The drastic drop in Moss Creek’s bonds over the last two weeks underscores how delicate investor support is for smaller, private E&Ps, as the selloff in equities and oil complicates their already-tenuous access to capital, said three sources familiar with the company.
The company unveiled its guidance for a 2020 production uptick in late February, which bondholders largely viewed as positive – but the market route has sent yields on its unsecured bonds to the 18%-19% area, compared to around 13%-14% in mid-February, the sources said.
“The selloff is because of the market, not because of the credit. They’re affected more because it’s a private name and it’s hard to find buyers once people sell,” one of the sources said.
Moss Creek’s USD 500m 10.5% senior unsecured notes due 2027 traded today at 69 to yield 18.439%, down 12 points from 81 yielding 14.868% on 20 February, but up slightly from a trough level of 67.75 yielding 18.852% last week, according to MarketAxess. The notes were issued last year to replenish liquidity.
The company’s USD 700m 7.5% senior unsecured notes due 2026 shed more than more than 15 points last week to 58.72 to yield 19.652%, and ticked back up to 60.75 to yield 18.831% yesterday (3 March), according to MarketAxess.

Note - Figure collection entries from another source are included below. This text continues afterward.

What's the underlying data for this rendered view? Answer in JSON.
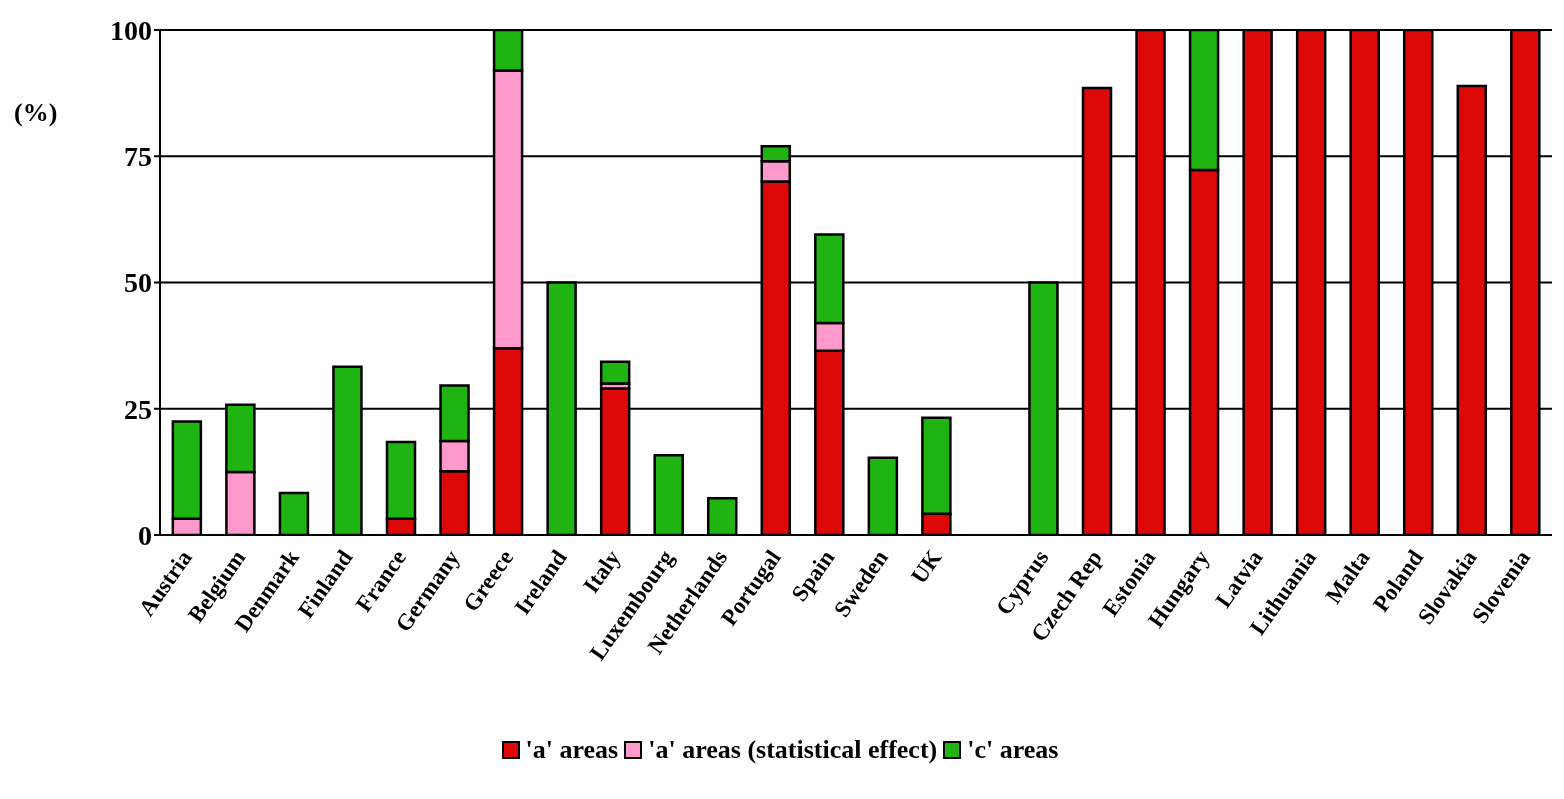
{
  "chart_data": {
    "type": "bar",
    "stacked": true,
    "ylabel": "(%)",
    "categories": [
      "Austria",
      "Belgium",
      "Denmark",
      "Finland",
      "France",
      "Germany",
      "Greece",
      "Ireland",
      "Italy",
      "Luxembourg",
      "Netherlands",
      "Portugal",
      "Spain",
      "Sweden",
      "UK",
      null,
      "Cyprus",
      "Czech Rep",
      "Estonia",
      "Hungary",
      "Latvia",
      "Lithuania",
      "Malta",
      "Poland",
      "Slovakia",
      "Slovenia"
    ],
    "series": [
      {
        "name": "'a' areas",
        "color": "#dd0808",
        "values": [
          null,
          null,
          null,
          null,
          3.2,
          12.6,
          37,
          null,
          29,
          null,
          null,
          70,
          36.5,
          null,
          4.2,
          null,
          null,
          88.5,
          100,
          72.3,
          100,
          100,
          100,
          100,
          88.9,
          100
        ]
      },
      {
        "name": "'a' areas (statistical effect)",
        "color": "#ff99cc",
        "values": [
          3.2,
          12.5,
          null,
          null,
          null,
          6,
          55,
          null,
          1,
          null,
          null,
          4,
          5.5,
          null,
          null,
          null,
          null,
          null,
          null,
          null,
          null,
          null,
          null,
          null,
          null,
          null
        ]
      },
      {
        "name": "'c' areas",
        "color": "#20b412",
        "values": [
          19.3,
          13.3,
          8.3,
          33.3,
          15.2,
          11,
          8,
          50,
          4.3,
          15.8,
          7.3,
          3,
          17.5,
          15.3,
          19,
          null,
          50,
          null,
          null,
          27.7,
          null,
          null,
          null,
          null,
          null,
          null
        ]
      }
    ],
    "ylim": [
      0,
      100
    ],
    "yticks": [
      0,
      25,
      50,
      75,
      100
    ],
    "grid": "y",
    "legend": "bottom"
  }
}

Moss Creek doesn’t have any near-term maturities. But other small E&Ps like Bruin E&P Partners and Fieldwood Energy that have seen their debt trade down have nearer-term capital needs on the horizon.
Bruin’s USD 600m 8.875% senior unsecured notes due 2023 fell six points last week to trade at 55 from 61 on 20 February, according to MarketAxess. The notes are quoted in the low-to-mid 50s today, said a trader.
Fieldwood’s USD 1.14bn Libor+ 525bps first lien term loan due 2022 shed to the 77.5/80.167 context last week from the 83.6/85.6 context before the selloff, according to Markit. The loan was last quoted today in the 77.813/79.969 context. Quotes on the USD 518m L+ 725bps second lien term loan due 2023 fell eight points to the 50.5/54.5 context last week, and then gained slightly to 51.92/55.42, according to Markit.
For Moss Creek, looking ahead to this year the company guided for production growth of 5%-10%, the sources said. At the end of third quarter, Moss Creek produced 50-55 mboe/day.
Management also outlined USD 550m-USD 630m of capex for the year including drilling, completion and other expenditures for 2020, the sources said. At the midpoint, that would represent a 21% cut from the USD 750m in 2019 capex the company outlined at the time of its bond syndication last year.
Management expects to operate five rigs in 2020, but has the flexibility to cut the number to just 1.5 rigs, the sources said. The company will run 85 to 100 wells in 2020, one of the sources added.
“When I think about flexibility they have, operators need to be cognizant that they can’t drop the number of rigs down to maintenance levels without jeopardizing relationships with servicers. The sponsor wants them to grow and maintain that flexibility, so they have to operate three rigs at least,” one of the sources said.
Moss Creek is a subsidiary of Surge Energy US Holdings Company, which commenced operations in April 2015 and is ultimately owned by Shandong Xinchao. Surge Energy acquired the Moss Creek assets from Tall City Exploration and Plymouth Petroleum in November 2015.
Moss Creek did not respond to a request for comment.